Und nicht zuletzt ist es meiner Mei­nung nach wichtig, keinen Anti­helden um des bloßen Anti­helden Willen zu erschaffen. Wie im Ver­lauf dieses Arti­kels hof­fent­lich rüber­ge­kommen ist, ist die Natur des Anti­helden mit der Natur seiner Welt ver­knüpft. Die beiden müssen auf­ein­ander abge­stimmt sein.

Auch gibt es sehr viele ver­schie­dene Arten von Anti­helden, die aus­schließ­lich ihr Anti­hel­dentum gemeinsam haben. Don Qui­jote und Michael Cor­leone sind beides Anti­helden.
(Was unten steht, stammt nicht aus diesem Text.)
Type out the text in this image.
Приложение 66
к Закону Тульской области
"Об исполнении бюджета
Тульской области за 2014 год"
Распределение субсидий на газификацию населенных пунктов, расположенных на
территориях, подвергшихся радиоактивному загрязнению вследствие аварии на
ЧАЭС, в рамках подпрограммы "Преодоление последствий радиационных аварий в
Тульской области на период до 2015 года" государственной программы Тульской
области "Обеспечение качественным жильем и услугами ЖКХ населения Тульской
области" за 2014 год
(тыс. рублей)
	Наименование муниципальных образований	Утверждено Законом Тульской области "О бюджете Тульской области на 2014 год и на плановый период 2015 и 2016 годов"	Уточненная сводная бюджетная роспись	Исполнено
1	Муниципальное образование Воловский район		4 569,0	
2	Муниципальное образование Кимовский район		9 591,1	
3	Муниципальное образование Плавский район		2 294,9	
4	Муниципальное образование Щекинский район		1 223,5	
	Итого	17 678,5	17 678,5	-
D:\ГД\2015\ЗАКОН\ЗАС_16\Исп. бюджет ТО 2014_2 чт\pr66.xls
Wenn man also sagt, man wolle einen Anti­helden erschaffen, ist das extrem unprä­zise und kann alles Mög­liche bedeuten. Ein bloßer Anti­helden-Stempel reicht nicht, um einen richtig inter­es­santen Anti­helden zu erschaffen.

Schluss­wort

Was gibt es am Ende also zu sagen?

Wahr­schein­lich sollten wir anmerken, dass Anti­helden — wie auch jeder andere Archetyp — nicht unbe­dingt sta­tisch sind. Ein Anti­held kann sich aus einem Böse­wicht her­aus­ent­wi­ckeln oder er kann im Ver­lauf der Geschichte zu einem strah­lenden Helden mutieren. Es nützt nichts, sich krampf­haft an einem Archetyp fest­zu­klam­mern, wenn eine Figur sich wei­ter­ent­wi­ckeln möchte.

Außerdem hat der Anti­held ein inter­es­santes Gegen­stück: den Anti-Böse­wicht. Ebenso wie der Anti­held gar nicht hel­den­haft ist, ist der Anti-Böse­wicht eigent­lich gar nicht böse. Er ist hel­den­haft und ver­folgt edle Ziele. Nur die Mittel, die er wählt, machen ihn zum Feind des Helden. Oder er han­delt scheinbar mora­lisch, um ein böses Ziel zu errei­chen. Wenn Du möch­test, nehme ich ihn in die Liste der mög­li­chen zukünf­tigen Themen auf.